Exactly. This will not only save you time, but also prevent any problems that the port might have building, and some of the time they do. So as a beginner, stick to using binary packages.

And if you insist on doing it the hard way, please tell what exactly the error is. Since "error 1 blah something kernel not enough" is not very descriptive and it is funny how kernel is not enough, never happened to me.


----------



## gwarbot (Dec 8, 2012)

The was error was lsaf x.x.x needed kernel sources. After googling I installed subversion  then downloaded the source for FreeBSD9 stable. That seems to have fixed the issue. For future encounters I will keep a pen and paper handy so so I can jot these things down so I can share the exact error. Thanks for the feedback on the pkg's. I am doing ports because I was told to pick one or the other. I heard a system gets really funky if you install both all the time. So will portupgrade update pkg's?


----------



## wblock@ (Dec 8, 2012)

Packages are just the binary, compiled form of ports.  When you install a port, it builds a package and installs that.  Ports are slower because they have to be built, but build in the environment that is present.  Packages are built on another machine, possibly with different versions of things installed, so there can be conflicts and upgrading can be annoying.  So the "don't mix" advice has never been clear to me.  I would say: use ports if you can, or understand that quick installation of packages comes at the cost of ease of upgrades and choice of build options.  pkgng is a big improvement and will help both problems when it is ready for widespread use.


----------



## gwarbot (Dec 9, 2012)

I have formatted and reinstalled a fifth time, this time I am taking detailed notes of everything I do.

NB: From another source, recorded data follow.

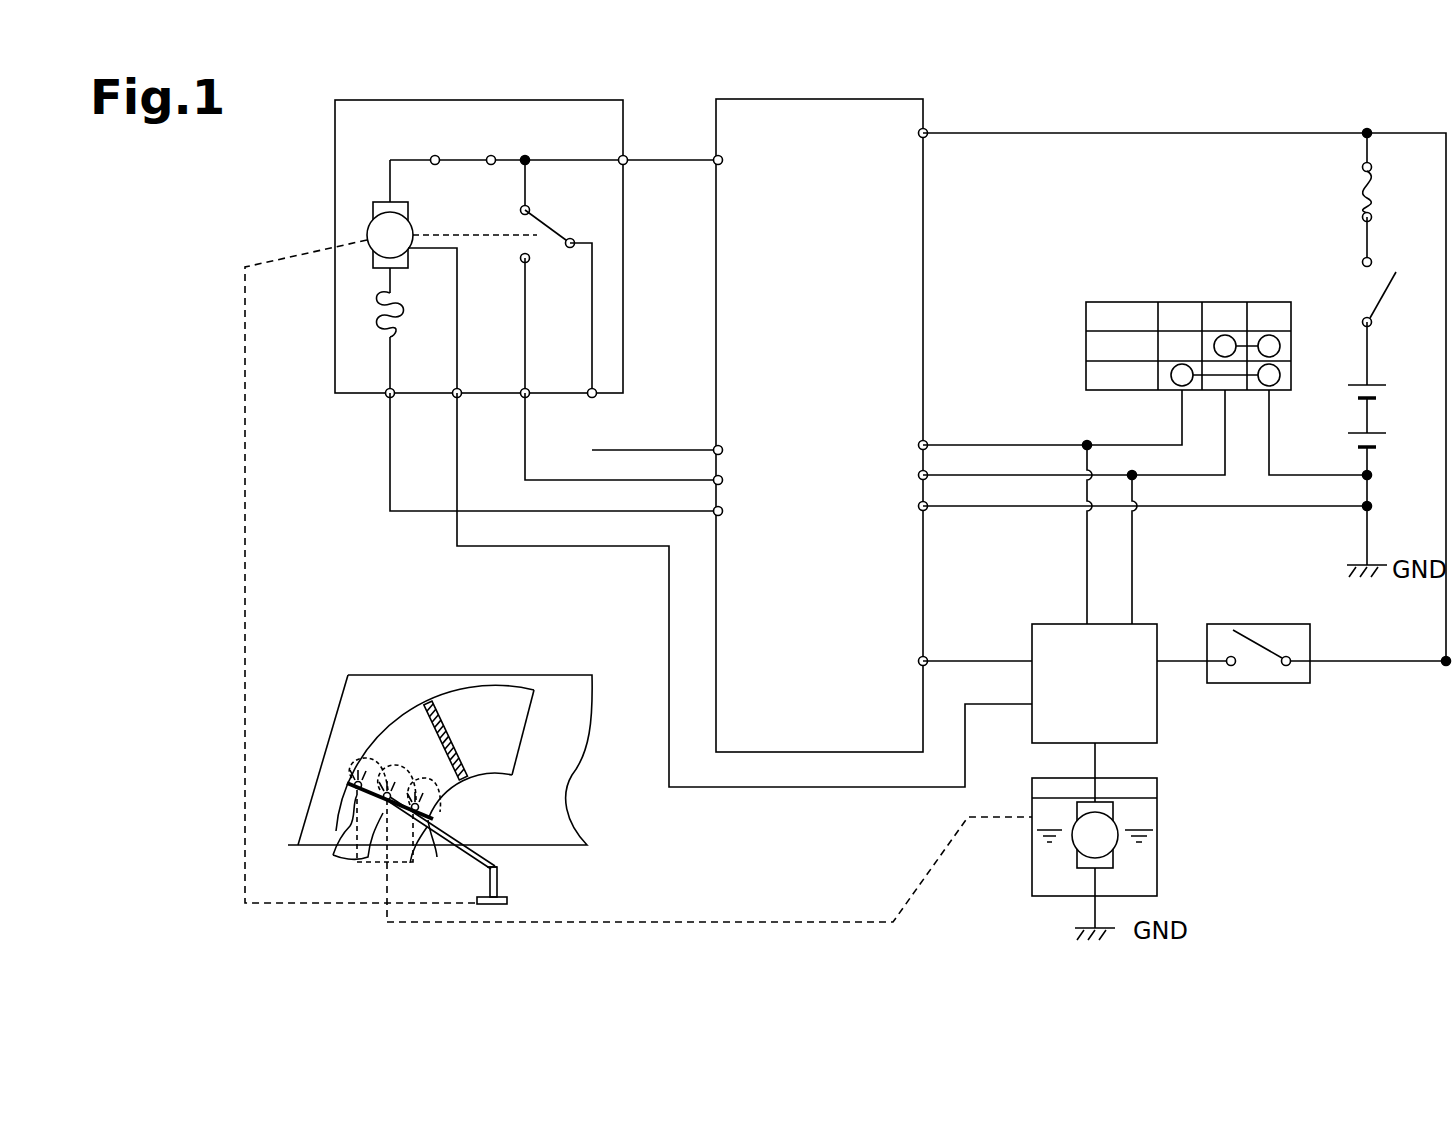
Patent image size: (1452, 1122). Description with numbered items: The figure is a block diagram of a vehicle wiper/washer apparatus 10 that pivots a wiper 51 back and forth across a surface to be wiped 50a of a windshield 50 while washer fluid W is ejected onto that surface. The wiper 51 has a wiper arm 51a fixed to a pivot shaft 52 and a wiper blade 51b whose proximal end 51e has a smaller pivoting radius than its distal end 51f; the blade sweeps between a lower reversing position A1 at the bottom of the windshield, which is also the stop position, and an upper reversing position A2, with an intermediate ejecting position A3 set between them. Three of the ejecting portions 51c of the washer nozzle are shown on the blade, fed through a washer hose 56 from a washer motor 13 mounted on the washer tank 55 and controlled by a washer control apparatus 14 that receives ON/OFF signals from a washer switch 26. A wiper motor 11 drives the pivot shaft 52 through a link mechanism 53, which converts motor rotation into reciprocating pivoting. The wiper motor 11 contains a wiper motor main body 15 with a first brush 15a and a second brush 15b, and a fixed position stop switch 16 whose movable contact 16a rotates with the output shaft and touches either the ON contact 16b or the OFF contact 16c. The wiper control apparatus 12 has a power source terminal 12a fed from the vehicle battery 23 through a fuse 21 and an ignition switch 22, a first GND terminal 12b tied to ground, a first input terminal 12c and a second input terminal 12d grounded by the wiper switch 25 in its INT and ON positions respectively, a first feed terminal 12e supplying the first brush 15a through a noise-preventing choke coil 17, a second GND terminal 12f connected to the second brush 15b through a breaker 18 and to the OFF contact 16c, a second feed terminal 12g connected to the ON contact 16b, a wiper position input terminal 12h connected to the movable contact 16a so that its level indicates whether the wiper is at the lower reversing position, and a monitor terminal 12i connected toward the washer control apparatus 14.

The vehicle wiper/washer apparatus 10 is at (247, 205).
The wiper motor 11 is at (606, 100).
The wiper control apparatus 12 is at (900, 100).
The power source terminal 12a is at (926, 130).
The first GND terminal 12b is at (928, 503).
The first input terminal 12c is at (928, 472).
The second input terminal 12d is at (928, 442).
The first feed terminal 12e is at (710, 510).
The second GND terminal 12f is at (712, 158).
The second feed terminal 12g is at (710, 478).
The wiper position input terminal 12h is at (710, 448).
The monitor terminal 12i is at (928, 658).
The washer motor 13 is at (1113, 822).
The washer control apparatus 14 is at (1050, 624).
The wiper motor main body 15 is at (372, 222).
The first brush 15a is at (400, 270).
The second brush 15b is at (382, 198).
The fixed position stop switch 16 is at (506, 276).
The movable contact 16a is at (578, 210).
The ON contact 16b is at (522, 260).
The OFF contact 16c is at (520, 212).
The choke coil 17 is at (378, 330).
The breaker 18 is at (460, 156).
The fuse 21 is at (1372, 186).
The ignition switch 22 is at (1382, 302).
The vehicle battery 23 is at (1370, 384).
The wiper switch 25 is at (1280, 300).
The washer switch 26 is at (1300, 622).
The windshield 50 is at (365, 676).
The surface to be wiped 50a is at (420, 680).
The wiper 51 is at (412, 824).
The wiper arm 51a is at (478, 858).
The wiper blade 51b is at (418, 810).
The ejecting portions 51c is at (373, 824).
The proximal end of wiper blade 51e is at (433, 843).
The distal end of wiper blade 51f is at (354, 786).
The pivot shaft 52 is at (500, 882).
The link mechanism 53 is at (250, 550).
The washer tank 55 is at (1157, 880).
The washer hose 56 is at (712, 920).
The lower reversing position A1 is at (271, 844).
The upper reversing position A2 is at (536, 688).
The intermediate ejecting position A3 is at (450, 706).
The washer fluid W is at (1032, 882).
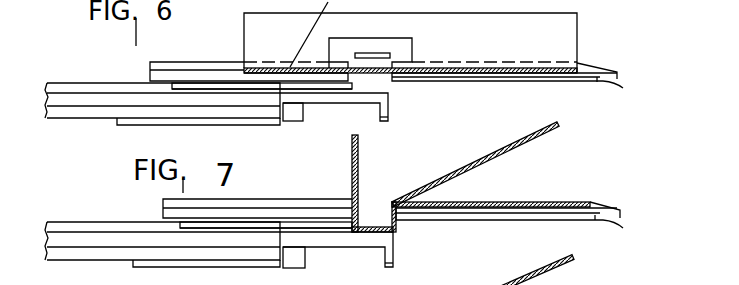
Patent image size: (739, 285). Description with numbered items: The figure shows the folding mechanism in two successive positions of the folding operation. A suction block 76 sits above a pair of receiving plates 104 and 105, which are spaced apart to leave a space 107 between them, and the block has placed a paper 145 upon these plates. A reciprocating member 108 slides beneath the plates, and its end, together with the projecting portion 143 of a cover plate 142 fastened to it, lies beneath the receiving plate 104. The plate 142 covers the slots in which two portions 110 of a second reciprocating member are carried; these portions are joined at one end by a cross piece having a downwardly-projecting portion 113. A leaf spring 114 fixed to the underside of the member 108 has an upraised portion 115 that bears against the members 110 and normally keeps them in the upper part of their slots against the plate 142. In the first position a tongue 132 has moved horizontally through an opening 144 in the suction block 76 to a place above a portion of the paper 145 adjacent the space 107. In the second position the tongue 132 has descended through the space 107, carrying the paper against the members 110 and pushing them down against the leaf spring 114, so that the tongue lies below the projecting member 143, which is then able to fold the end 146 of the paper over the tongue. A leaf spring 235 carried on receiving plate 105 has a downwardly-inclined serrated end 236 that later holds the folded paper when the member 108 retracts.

In FIG. 6, the suction block 76 is at (570, 30).
In FIG. 6, the receiving plate 104 is at (167, 72).
In FIG. 7, the receiving plate 104 is at (162, 203).
In FIG. 6, the receiving plate 105 is at (500, 79).
In FIG. 7, the receiving plate 105 is at (527, 217).
In FIG. 6, the space 107 is at (382, 79).
In FIG. 7, the space 107 is at (381, 283).
In FIG. 6, the reciprocating member 108 is at (80, 115).
In FIG. 7, the reciprocating member 108 is at (80, 261).
In FIG. 6, the portions of second reciprocating member 110 is at (355, 98).
In FIG. 7, the portions of second reciprocating member 110 is at (357, 238).
In FIG. 6, the downwardly-projecting portion 113 is at (390, 118).
In FIG. 7, the downwardly-projecting portion 113 is at (395, 266).
In FIG. 6, the leaf spring 114 is at (173, 121).
In FIG. 7, the leaf spring 114 is at (178, 263).
In FIG. 6, the upraised portion 115 is at (295, 119).
In FIG. 7, the upraised portion 115 is at (303, 255).
In FIG. 6, the tongue 132 is at (385, 56).
In FIG. 7, the tongue 132 is at (372, 226).
In FIG. 6, the plate 142 is at (207, 82).
In FIG. 7, the plate 142 is at (240, 222).
In FIG. 6, the projecting portion 143 is at (328, 86).
In FIG. 7, the projecting portion 143 is at (315, 221).
In FIG. 6, the opening 144 is at (350, 47).
In FIG. 7, the paper 145 is at (558, 128).
In FIG. 7, the end of the paper 146 is at (351, 163).
In FIG. 6, the leaf spring 235 is at (585, 68).
In FIG. 7, the leaf spring 235 is at (585, 208).
In FIG. 6, the downwardly-inclined serrated end 236 is at (623, 86).
In FIG. 7, the downwardly-inclined serrated end 236 is at (623, 227).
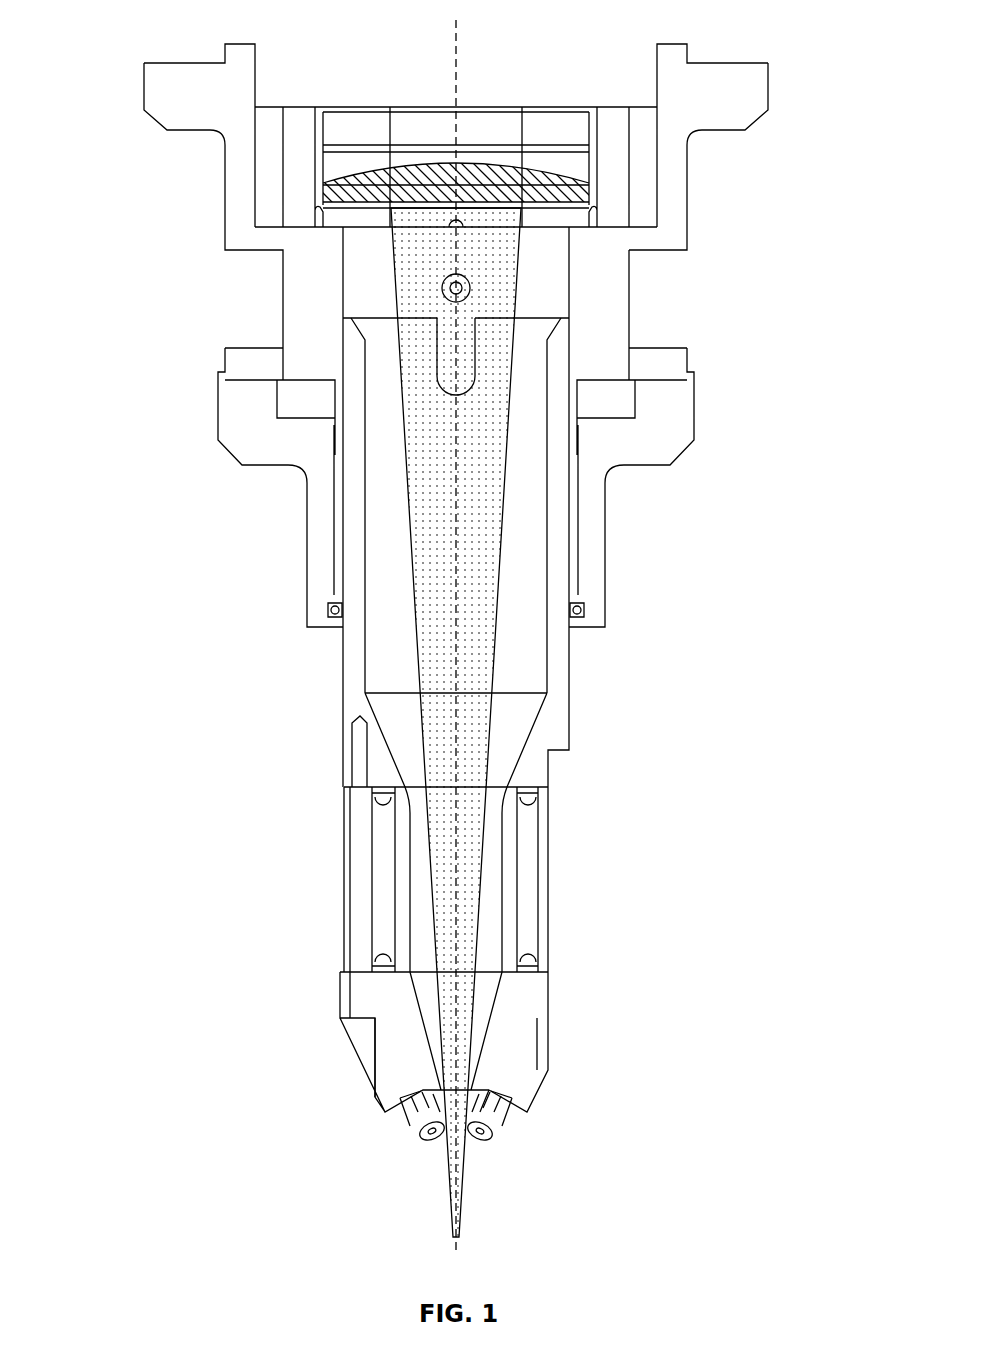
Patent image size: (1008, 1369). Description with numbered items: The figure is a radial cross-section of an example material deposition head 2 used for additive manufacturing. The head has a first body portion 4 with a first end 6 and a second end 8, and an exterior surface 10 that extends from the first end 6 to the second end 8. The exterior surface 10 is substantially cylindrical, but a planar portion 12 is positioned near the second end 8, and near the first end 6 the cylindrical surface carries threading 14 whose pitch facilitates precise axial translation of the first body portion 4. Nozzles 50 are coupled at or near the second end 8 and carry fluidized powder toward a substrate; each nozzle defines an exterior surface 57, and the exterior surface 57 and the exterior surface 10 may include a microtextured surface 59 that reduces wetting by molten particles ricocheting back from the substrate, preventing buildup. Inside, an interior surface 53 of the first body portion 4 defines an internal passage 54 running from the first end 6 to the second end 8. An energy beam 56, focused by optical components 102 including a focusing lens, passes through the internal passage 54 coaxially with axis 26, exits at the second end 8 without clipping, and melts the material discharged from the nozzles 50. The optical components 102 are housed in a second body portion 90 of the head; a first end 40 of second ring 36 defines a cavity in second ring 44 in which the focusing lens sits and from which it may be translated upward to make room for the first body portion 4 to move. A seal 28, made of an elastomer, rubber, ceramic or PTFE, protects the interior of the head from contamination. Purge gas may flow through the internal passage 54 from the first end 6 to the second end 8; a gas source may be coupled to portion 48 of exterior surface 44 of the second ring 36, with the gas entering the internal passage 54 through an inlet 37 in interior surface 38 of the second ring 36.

Gnome2 is now cooking again, well see how this goes. I kept running into dependency issues. I believe it was caused when I ran into the lsof-x.xx,x requires kernel sources
*** Error code 1

When I receive that error I ran portupgrade -af. However I believe this broke a bunch of other stuff when I did it. I was able to get the gnome2 port past the lsof error, however a bunch and I mean a lot of things were throwing errors when trying to port.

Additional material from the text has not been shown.